Over the past few weeks, the US showed its clear stance that unilateral Digital Services Taxes (DST) aimed at US multinationals will never be acceptable to the US by initiating new Section 301 investigations into various DST adopted or proposed in 10 countries, including the UK. At the OECD level, the US also indicated that it will not agree to the proposed Pillar one changes as currently envisaged and decided to withdraw temporarily from the OECD Pillar one discussions, whilst it did indicate a hope that Pillar one can be picked up later in the year and that agreement can still be reached by year-end.
New Section 301 investigations
New Section 301 investigations were launched on 2 June 2020 into the DST adopted or proposed in Austria, Brazil, the Czech Republic, the European Union, India, Indonesia, Italy, Spain, Turkey as well as the UK on the grounds that such DST:
- “discriminate against US companies”;
- “are retroactive in nature”; and
- “constitute possible unreasonable tax policy by diverging from norms reflected in the US and international tax systems (i.e. extraterritoriality, taxing revenue not income and [having] a purpose of penalising particular technology companies for their commercial success)”.
The investigations allow the Office of the United States Trade Representative (USTR) to investigate and respond to a foreign country’s action which may be viewed as unfair or discriminatory and negatively affects US commerce. If the USTR determines the DST to be discriminatory, it will review and take appropriate action. The deadline for public comment is 15 July 2020.
This is not the first US investigation into a DST. In December 2019, the USTR found the French DST is unreasonable, discriminatory and burdensome on the US economy. This resulted in the US considering the imposition of significant tariffs on French imports. Nevertheless, the US agreed to delay tariff imposition after France agreed to suspend further collections of its DST pending OECD negotiations.
US’ latest response to Pillar one and Pillar two
On 12 June 2020, the US Treasury Secretary sent a letter to the Finance Ministers of France, Italy, Spain, and the UK informing them that the US considers the ongoing OECD Pillar one work to have reached an impasse.

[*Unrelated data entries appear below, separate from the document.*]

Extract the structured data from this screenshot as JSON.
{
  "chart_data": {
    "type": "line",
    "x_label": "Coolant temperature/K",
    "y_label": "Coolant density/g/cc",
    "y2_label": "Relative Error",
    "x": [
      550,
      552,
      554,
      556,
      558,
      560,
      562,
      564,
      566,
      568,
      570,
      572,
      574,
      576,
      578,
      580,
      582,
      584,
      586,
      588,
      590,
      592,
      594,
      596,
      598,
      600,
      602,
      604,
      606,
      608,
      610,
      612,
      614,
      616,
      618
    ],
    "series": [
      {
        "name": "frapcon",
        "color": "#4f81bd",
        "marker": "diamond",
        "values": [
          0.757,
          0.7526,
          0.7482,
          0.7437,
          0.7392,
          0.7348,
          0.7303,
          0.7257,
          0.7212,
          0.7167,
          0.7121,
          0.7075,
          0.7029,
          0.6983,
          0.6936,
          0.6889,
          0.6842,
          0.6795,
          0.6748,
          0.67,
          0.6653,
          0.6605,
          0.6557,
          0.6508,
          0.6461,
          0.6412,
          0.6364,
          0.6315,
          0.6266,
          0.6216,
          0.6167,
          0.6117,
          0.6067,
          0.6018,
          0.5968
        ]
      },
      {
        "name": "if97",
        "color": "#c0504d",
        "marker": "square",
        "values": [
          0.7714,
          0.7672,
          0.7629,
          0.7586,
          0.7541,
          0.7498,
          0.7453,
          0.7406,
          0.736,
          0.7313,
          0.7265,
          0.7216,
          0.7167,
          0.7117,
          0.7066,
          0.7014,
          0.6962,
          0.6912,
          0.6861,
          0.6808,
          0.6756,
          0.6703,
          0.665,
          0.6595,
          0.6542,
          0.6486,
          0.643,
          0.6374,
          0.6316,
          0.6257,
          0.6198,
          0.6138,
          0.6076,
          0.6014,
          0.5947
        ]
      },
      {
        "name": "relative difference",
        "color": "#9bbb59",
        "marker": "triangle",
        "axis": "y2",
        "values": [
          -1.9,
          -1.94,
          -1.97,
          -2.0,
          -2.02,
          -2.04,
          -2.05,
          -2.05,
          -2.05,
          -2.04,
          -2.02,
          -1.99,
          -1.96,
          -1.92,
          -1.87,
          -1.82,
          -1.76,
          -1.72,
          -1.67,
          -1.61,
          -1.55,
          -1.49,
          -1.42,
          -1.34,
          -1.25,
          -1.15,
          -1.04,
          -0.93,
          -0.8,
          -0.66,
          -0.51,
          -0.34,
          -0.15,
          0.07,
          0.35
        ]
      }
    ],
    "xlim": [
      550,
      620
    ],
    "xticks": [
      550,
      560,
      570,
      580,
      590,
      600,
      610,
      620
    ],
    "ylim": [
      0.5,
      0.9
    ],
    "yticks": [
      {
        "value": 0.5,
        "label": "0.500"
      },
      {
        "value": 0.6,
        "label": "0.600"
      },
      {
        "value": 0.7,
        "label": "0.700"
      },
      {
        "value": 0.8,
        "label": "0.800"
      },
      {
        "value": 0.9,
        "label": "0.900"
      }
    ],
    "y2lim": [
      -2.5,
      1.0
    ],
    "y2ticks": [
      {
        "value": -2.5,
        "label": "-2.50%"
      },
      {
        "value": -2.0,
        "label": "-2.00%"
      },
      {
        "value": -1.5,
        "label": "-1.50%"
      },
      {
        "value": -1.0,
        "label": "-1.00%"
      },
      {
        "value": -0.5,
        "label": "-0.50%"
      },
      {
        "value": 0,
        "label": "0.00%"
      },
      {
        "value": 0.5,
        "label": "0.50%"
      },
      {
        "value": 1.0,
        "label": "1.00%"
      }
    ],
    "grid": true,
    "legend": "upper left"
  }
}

Within the letter, the US stated they would not agree to the proposed Pillar one changes as currently envisaged and called for the ongoing Pillar one discussions to be suspended for now. In the meantime, the letter encourages the other countries involved in the ongoing OECD Pillar one discussions to recognise that more time is needed to have a sensible debate that generates a multilateral solution.
The letter also indicates that Pillar two remains on track, and Secretary Mnuchin states that the US hopes to see an agreement reached on that workstream before the end of 2020.
The letter goes on to emphasise that the US is ready to take retaliatory action against unilateral DSTs like those in France, Italy, Spain, and the UK. As mentioned above, the US and France have reached an agreement to delay tariff imposition provided that French DST collection is suspended pending OECD negotiations. However, the US withdrawal from the Pillar one discussions raises the prospect of the US-French accord now falling away.
The OECD responded to the US letter and confirmed that all countries should continue to participate and negotiate in order to reach a global solution by the end of the year. The OECD emphasised that if a ’multilateral solution’ is not reached, countries will continue to pursue unilateral approaches. As a result, this will significantly increase the risk of tax disputes as well as intensify trade tension between jurisdictions.